Uplink Energy Efficiency of Cell-Free Massive MIMO With Transmit Power Control in Measured Propagation Channels

TL;DR

This paper evaluates uplink energy efficiency in cell-free massive MIMO systems using real-world channel measurements, comparing power control algorithms to optimize battery life while maintaining spectral efficiency.

Contribution

It introduces and tests three transmit power control algorithms on measured propagation data, highlighting the effectiveness of max-min EE in practical scenarios.

Findings

Max-min EE algorithm significantly improves uplink energy efficiency.

Performance gains are higher with more APs and lower circuit power.
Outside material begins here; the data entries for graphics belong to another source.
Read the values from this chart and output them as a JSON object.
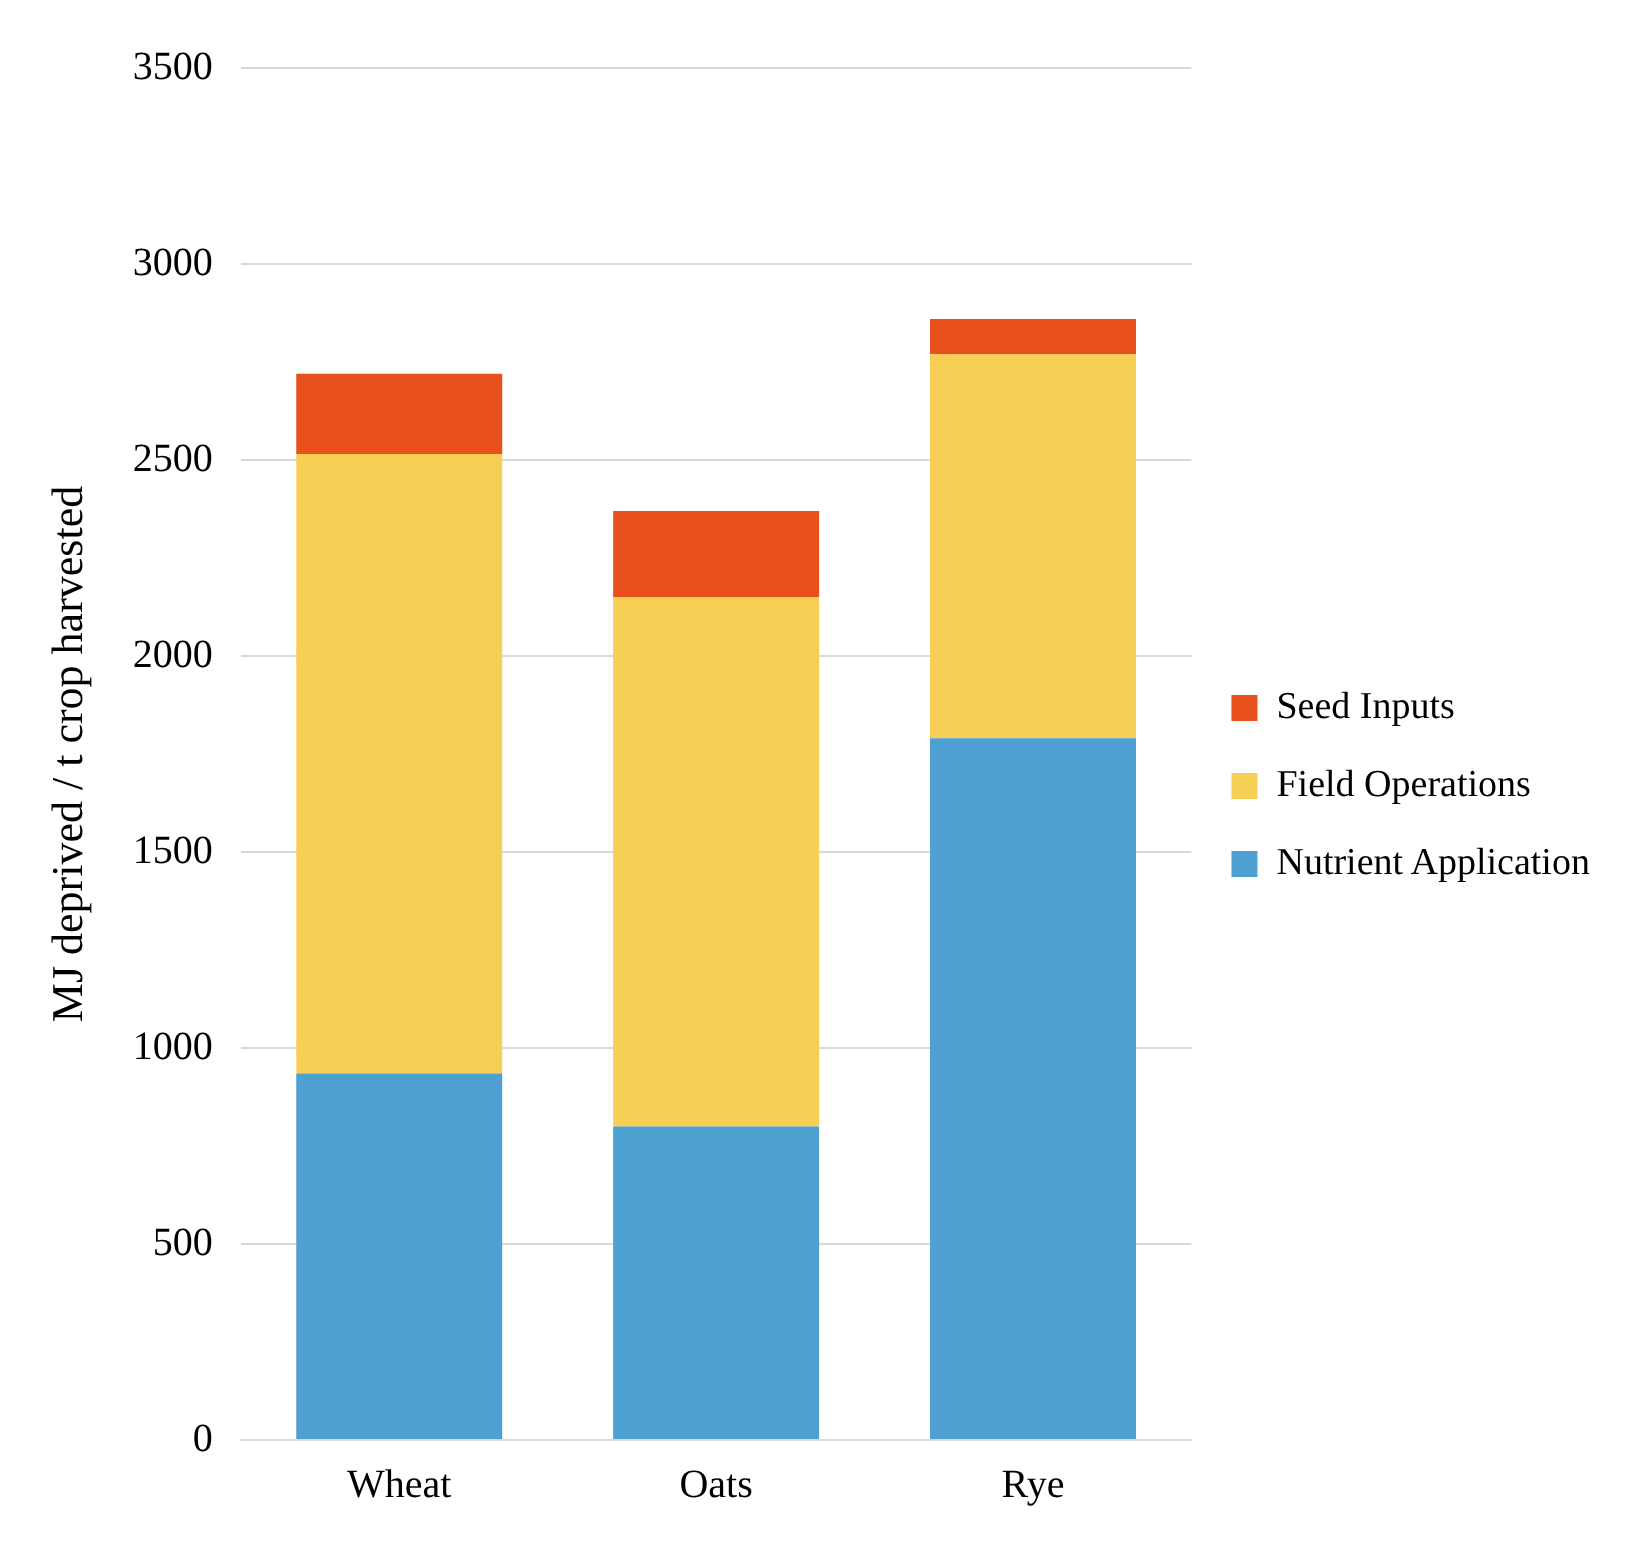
{
  "chart_data": {
    "type": "bar",
    "stacked": true,
    "ylabel": "MJ deprived / t crop harvested",
    "categories": [
      "Wheat",
      "Oats",
      "Rye"
    ],
    "series": [
      {
        "name": "Nutrient Application",
        "color": "#4e9fd2",
        "values": [
          935,
          800,
          1790
        ]
      },
      {
        "name": "Field Operations",
        "color": "#f7cf55",
        "values": [
          1580,
          1350,
          980
        ]
      },
      {
        "name": "Seed Inputs",
        "color": "#e8501c",
        "values": [
          205,
          220,
          90
        ]
      }
    ],
    "ylim": [
      0,
      3500
    ],
    "yticks": [
      0,
      500,
      1000,
      1500,
      2000,
      2500,
      3000,
      3500
    ],
    "grid": "y",
    "legend": "right"
  }
}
Effectiveness depends on maximum UE transmit power and number of APs.

Abstract

Cell-free massive MIMO (CF-mMIMO) is expected to provide reliable wireless services for a large number of user equipments (UEs) using access points (APs) distributed across a wide area. When the UEs are battery-powered, uplink energy efficiency (EE) becomes an important performance metric for CF-mMIMO systems. Therefore, if the "target" spectral efficiency (SE) is met, it is important to optimize the uplink EE when setting the transmit powers of the UEs. Also, such transmit power control (TPC) method must be tested on channel data from real-world measurements to prove its effectiveness. In this paper, we compare three different TPC algorithms using zero-forcing reception by applying them to 3.5 GHz channel measurement data featuring ~30,000 possible AP locations and 8 UE locations in a 200mx200m area. We show that the max-min EE algorithm is highly effective in improving the uplink EE at a target SE, especially if the number of single-antenna APs is large, circuit power consumption is low, and the maximum allowed transmit power of the UEs is high.